3 Steps to Preparing Your Novel Manuscript for a Book Editor

3 Steps to Preparing Your Novel Manuscript for a Book Editor
Photo by Stephen Nakatani / via Flickr

3 Steps to Preparing Your Novel Manuscript for a Book Editor

Got a novel manuscript ready for publication? You've been working hard to complete the first draft of your novel and now you want to send it off to a copy editor for a line edit and an editorial critique. But before you do that, there are a few things you'll want to do first.

1. Create a polished draft.

Before sending your novel manuscript for professional editing, you'll want to make sure you have a polished draft. This means you've gone through rounds of self-editing to catch things like typos and grammatical errors, plot holes and issues, and characterization issues. After creating your polished draft, you'll know you've given it your best shot and are now ready to move to the next step.
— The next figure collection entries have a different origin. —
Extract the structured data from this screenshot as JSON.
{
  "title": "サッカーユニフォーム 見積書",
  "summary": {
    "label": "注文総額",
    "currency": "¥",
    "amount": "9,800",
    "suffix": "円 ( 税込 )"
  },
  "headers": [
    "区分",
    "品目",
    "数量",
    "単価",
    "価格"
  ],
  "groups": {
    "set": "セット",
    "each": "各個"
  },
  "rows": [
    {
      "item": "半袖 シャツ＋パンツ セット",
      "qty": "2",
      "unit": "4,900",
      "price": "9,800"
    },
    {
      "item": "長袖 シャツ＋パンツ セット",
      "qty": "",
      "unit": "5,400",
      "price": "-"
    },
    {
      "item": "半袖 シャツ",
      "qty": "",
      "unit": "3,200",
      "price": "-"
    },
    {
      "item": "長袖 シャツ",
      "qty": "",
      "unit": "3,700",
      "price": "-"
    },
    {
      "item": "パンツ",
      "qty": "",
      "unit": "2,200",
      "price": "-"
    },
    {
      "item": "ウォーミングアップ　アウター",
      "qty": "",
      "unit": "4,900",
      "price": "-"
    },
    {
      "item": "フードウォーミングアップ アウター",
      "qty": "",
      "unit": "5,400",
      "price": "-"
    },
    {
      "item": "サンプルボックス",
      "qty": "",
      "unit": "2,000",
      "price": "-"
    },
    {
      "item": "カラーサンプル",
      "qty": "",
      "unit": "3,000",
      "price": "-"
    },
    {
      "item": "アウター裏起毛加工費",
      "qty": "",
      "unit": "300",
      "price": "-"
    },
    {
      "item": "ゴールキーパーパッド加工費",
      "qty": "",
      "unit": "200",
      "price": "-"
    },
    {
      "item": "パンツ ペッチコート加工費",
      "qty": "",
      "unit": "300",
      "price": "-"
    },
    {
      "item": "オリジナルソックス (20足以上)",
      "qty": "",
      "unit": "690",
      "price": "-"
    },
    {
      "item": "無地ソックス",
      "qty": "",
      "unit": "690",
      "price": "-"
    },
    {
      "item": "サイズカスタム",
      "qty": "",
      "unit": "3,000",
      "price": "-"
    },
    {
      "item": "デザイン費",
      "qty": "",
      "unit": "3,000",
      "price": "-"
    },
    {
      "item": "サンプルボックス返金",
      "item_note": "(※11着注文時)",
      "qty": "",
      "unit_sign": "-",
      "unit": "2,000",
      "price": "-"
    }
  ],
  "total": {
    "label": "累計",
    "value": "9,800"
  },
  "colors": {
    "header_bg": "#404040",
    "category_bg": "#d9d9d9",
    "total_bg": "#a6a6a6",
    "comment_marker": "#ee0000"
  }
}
2. Get feedback from beta readers.

Part of producing a professional manuscript involves getting it into the hands of beta readers who can provide feedback on any number of areas. These readers could be family members or friends or people you've met in writing groups.

Doing this before sending your manuscript to a copy editor will help you identify issues that a reader will likely catch. You can provide your beta readers with a list of specific questions to consider as they read your novel or you can ask your readers to provide general impressions of your story. This step is about getting your novel into readers' hands and getting feedback before you start selling it on Amazon.

3. Do a final review.

After you've taken the feedback from your beta readers into consideration and made changes where needed, now is the time to do one final review before sending it to your copy editor.

When doing your final review, here are some last-minute things to check:

  • Chapter numbers
  • Problem areas you left for later
  • Did you make any changes based on feedback from beta readers?
  • Did you eliminate areas of "info dumping"?
  • Are the character actions and setting realistic?
  • Have you heightened the stakes for your characters?
  • Do you believe in your story world?
  • Have you given it your best shot?

The role of the copy editor is to help you strengthen a polished manuscript by pointing out the problem areas and offering feedback on how to fix them. And you'll get the best results if you go through these steps and give it your best shot. The more polished your manuscript, the deeper the edit can get.